MoME: Mixture of Matryoshka Experts for Audio-Visual Speech Recognition
Umberto Cappellazzo, Minsu Kim, Pingchuan Ma, Honglie Chen, Xubo Liu, Stavros Petridis, Maja Pantic
TL;DR
MoME tackles the computational and flexibility challenges of large-language-model–based AVSR by fusing Matryoshka representations with sparse Mixture-of-Experts. It generates multi-scale audio-visual tokens and trains a shared-router MoME module that jointly learns across scales, enabling efficient inference without retraining for each compression rate. The approach achieves state-of-the-art results on LRS2 and LRS3 while using far fewer active parameters and showing robustness to noise, supported by ablations and visualizations that reveal cross-scale, cross-modal alignment. These findings offer a scalable, interpretable solution for resource-aware speech recognition and potential extension to other multimodal tasks.
Abstract
Large language models (LLMs) have recently shown strong potential in audio-visual speech recognition (AVSR), but their high computational demands and sensitivity to token granularity limit their practicality in resource-constrained settings. Token compression methods can reduce inference cost, but they require fixing a compression rate in advance and produce a single fixed-length output, offering no flexibility to balance information density and efficiency at inference time. Matryoshka representation learning (MRL) addresses this by enabling a single model to operate across multiple token granularities, allowing compression rates to be adjusted dynamically. However, current MRL-based methods treat each scale independently during training, limiting cross-scale generalization, robustness at high compression, and interpretability. To overcome these limitations, we propose MoME (Mixture of Matryoshka Experts), a novel framework that integrates sparse Mixture-of-Experts (MoE) into MRL-based LLMs for AVSR. MoME augments a frozen LLM with top-k routed and shared experts, allowing dynamic capacity allocation across scales and modalities.

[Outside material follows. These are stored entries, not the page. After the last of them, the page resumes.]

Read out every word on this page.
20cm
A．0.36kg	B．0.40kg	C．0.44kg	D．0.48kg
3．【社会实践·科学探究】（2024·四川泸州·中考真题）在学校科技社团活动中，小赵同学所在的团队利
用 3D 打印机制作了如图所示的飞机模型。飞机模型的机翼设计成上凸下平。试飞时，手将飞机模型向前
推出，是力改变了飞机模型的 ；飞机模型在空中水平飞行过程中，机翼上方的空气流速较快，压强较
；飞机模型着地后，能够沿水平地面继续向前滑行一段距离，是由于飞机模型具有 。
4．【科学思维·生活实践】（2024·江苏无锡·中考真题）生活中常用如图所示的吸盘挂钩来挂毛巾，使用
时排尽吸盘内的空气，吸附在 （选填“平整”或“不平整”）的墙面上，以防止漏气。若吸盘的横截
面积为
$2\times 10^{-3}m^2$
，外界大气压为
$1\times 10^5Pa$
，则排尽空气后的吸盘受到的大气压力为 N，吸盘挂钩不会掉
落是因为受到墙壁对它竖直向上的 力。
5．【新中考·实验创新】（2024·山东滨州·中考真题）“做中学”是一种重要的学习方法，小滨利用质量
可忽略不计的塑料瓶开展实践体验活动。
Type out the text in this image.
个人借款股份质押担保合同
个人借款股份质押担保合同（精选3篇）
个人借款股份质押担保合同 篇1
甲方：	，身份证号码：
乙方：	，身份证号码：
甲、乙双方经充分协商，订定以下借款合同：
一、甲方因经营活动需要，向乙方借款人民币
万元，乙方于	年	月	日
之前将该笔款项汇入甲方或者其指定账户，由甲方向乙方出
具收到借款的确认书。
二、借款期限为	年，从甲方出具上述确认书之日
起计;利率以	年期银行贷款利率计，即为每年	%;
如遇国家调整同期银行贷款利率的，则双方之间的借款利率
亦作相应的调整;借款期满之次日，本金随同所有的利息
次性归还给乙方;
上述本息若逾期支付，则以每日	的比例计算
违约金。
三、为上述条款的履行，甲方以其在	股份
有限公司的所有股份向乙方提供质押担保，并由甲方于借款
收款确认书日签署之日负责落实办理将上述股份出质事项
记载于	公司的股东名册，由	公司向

A shared router promotes consistent expert activation across granularities, enabling compressed sequences to benefit from representations learned at lower compression. Experiments on LRS2 and LRS3 demonstrate that MoME achieves state-of-the-art performance across AVSR, ASR, and VSR tasks, while requiring significantly fewer parameters and maintaining robustness under noise. MoME unifies the adaptability of MRL with the efficiency of MoE, offering a scalable and interpretable solution for resource-aware speech recognition.